Paul provided Patrick with Melissa, a support coordinator whose role is to work closely with the client and ensure they receive the services they need. “Melissa met with us and talked to Patrick about the things he enjoys,” says Rosemary. “She doesn’t simply book him in a day center and expect him to do what everyone else does. Melissa asks, ‘Patrick what would you like to do? What can we organise for you?”
Patrick was also given two support workers, Karen and Mark. Karen helps Patrick with household chores, cooking, shopping and organisational tasks. They also enjoy chatting together over a cup of coffee. “They talk about all sorts of things. He really respects and admires Karen, which is great,” says Rosemary.
Mark helps Patrick get out in the community and participate in activities he enjoys, such as Healing Hooves (a local horse therapy program, see picture) and trips to the beach.
He is also helping Patrick plan a future trip to Brisbane, and he is looking forward to exploring parts of the city that interest him.
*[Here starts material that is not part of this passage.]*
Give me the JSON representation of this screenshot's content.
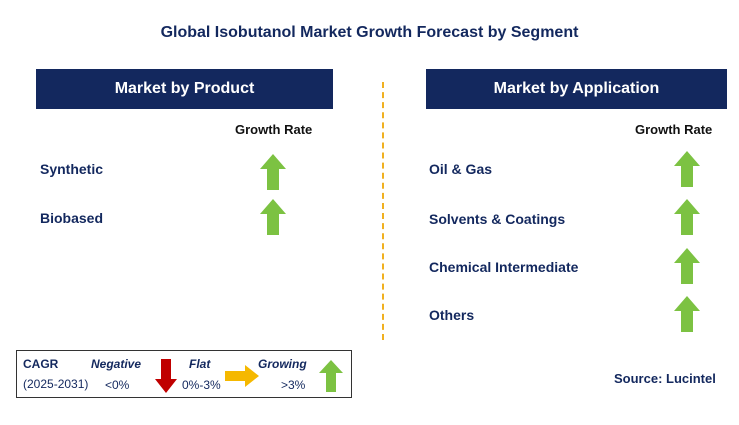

For Patrick and his family, this is a significant goal. “Since he’s started his NDIS plan, Patrick has become more confident and maintained his independence,” says Paul.
Rosemary agrees. “They are helping him to live more independently, so I’m involved in his life, but not responsible,” she says. “I’m now able to look at stepping back, which is the great thing Melissa and her team have been able to provide (and they tell me when I’m doing too much!).
“The care is person-centered, and far more flexible than my experience at mainstream services because it’s based around Patrick. It’s made a huge difference to our lives.”